Background information
- Origin: Edinburgh, Scotland
- Genres: Rock 'n' Roll, R&B
- Years active: 2004–present
- Members: James Adam Luke Bullard Ed Cox Triss Duncan
- Website: Official Facebook page

= The Hurricanes =

British R&B band

The Fabulous Hurricanes (formerly The Hurricanes) are a rhythm & blues group originally from Edinburgh, now based in London. The band, currently a four-piece consists of a drummer, James Adam; bassist, Triss Duncan, guitarist, Luke Ballard, and keyboardist, Ed Cox; with three members of the group – Cox, Duncan, and Ballard – singing.
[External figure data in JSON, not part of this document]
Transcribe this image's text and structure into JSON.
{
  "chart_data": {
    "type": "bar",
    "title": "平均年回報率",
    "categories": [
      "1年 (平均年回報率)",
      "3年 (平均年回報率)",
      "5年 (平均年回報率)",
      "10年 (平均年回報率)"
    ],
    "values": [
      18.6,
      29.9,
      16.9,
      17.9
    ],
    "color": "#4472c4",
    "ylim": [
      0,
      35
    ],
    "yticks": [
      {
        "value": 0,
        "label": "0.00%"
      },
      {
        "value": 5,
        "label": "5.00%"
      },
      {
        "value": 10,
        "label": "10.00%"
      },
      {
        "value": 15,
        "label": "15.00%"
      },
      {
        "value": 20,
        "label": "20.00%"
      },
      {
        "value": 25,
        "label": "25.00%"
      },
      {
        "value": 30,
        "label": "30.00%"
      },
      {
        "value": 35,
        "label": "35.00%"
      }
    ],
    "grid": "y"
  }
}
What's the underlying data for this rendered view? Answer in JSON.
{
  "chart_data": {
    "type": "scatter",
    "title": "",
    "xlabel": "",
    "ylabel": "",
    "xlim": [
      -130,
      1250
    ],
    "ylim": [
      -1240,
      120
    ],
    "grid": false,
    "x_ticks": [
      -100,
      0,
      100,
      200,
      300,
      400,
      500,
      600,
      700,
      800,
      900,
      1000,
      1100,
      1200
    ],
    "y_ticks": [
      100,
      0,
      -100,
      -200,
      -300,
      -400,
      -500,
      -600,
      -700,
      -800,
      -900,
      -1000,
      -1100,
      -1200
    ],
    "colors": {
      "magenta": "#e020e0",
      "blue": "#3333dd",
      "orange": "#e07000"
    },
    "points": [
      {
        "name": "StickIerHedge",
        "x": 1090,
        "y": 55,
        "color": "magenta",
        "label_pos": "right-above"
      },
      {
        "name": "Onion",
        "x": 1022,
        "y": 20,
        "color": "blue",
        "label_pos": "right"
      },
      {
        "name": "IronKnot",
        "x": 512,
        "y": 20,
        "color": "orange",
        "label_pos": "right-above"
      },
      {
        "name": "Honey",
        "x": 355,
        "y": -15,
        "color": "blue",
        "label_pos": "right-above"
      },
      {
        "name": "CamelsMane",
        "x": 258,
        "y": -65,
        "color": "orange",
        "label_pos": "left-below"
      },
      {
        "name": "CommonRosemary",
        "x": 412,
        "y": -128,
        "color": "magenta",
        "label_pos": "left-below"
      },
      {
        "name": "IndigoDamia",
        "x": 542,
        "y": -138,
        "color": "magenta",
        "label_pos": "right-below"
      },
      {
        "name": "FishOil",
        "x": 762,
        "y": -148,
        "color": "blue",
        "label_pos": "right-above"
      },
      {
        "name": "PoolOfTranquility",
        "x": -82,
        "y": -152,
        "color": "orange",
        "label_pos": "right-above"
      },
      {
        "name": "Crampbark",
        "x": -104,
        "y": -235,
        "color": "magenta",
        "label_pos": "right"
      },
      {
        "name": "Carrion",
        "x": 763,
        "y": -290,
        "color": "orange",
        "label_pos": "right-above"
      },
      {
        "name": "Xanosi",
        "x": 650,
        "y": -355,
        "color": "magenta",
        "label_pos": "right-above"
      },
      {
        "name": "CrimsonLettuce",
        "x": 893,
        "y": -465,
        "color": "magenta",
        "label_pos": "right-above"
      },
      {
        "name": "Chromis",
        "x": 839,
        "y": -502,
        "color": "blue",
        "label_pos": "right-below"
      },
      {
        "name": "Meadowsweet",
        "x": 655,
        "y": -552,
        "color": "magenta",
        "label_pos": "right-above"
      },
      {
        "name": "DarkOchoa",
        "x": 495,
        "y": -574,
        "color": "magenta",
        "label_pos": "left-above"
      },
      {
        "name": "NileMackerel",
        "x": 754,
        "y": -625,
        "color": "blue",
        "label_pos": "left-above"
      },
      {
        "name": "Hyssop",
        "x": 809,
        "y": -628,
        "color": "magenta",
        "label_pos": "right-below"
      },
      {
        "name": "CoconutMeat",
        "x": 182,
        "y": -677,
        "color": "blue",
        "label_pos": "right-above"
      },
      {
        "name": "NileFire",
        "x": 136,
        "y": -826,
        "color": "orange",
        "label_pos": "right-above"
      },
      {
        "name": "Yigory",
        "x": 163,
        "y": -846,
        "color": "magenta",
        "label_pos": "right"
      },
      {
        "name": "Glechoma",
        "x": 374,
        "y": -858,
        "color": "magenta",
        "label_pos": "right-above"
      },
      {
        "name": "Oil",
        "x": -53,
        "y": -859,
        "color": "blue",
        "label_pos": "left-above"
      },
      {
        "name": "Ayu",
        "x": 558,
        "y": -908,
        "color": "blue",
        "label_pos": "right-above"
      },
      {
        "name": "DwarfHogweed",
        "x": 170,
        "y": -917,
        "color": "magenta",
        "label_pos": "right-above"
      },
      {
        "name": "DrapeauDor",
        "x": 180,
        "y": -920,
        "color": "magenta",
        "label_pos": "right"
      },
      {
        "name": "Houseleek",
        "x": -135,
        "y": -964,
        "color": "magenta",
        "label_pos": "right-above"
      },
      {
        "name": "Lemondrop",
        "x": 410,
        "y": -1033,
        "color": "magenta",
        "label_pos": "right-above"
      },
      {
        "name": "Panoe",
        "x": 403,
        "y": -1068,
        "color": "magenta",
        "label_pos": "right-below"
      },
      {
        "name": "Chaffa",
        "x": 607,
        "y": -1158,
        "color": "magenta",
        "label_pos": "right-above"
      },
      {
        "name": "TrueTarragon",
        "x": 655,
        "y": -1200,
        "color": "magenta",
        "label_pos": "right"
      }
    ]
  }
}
The band plays 1950s rock and roll and 1960s rhythm and blues with a modern twist covering various artists including Ray Charles, Dr. Feelgood, Jerry Lee Lewis, Stevie Wonder, The Coasters and Muddy Waters.

==Progression==
After all meeting at school in 2004, the group began performing around Scotland, building up a following. What followed was national radio plays on XFM Scotland (now known as Capital Scotland) and BBC Radio Scotland. Articles about the band have appeared in The List, Edinburgh Festival Magazine, Edinburgh Evening News, The Scotsman and The Skinny. In 2007 and 2008, The Fabulous Hurricanes played a string of shows most notably supporting Neils Children and Bombay Bicycle Club, and they were voted number 4 on the list of 'Scotland's Best Unsigned Bands' by The Scotsman. In 2008, the band were sent a letter by Paul McCartney inviting them to his Liverpool concert after he heard their music, and in 2010 the band performed with Kitty Daisy & Lewis to a sold-out crowd in Edinburgh.

== Membership Timeline ==
The band was originally composed of four members. James Adam played the drums, and Will Blow played the bass and was lead vocalist. Ed Cox performed the keyboard and sang backing vocals. Sholto Dobie played the guitar.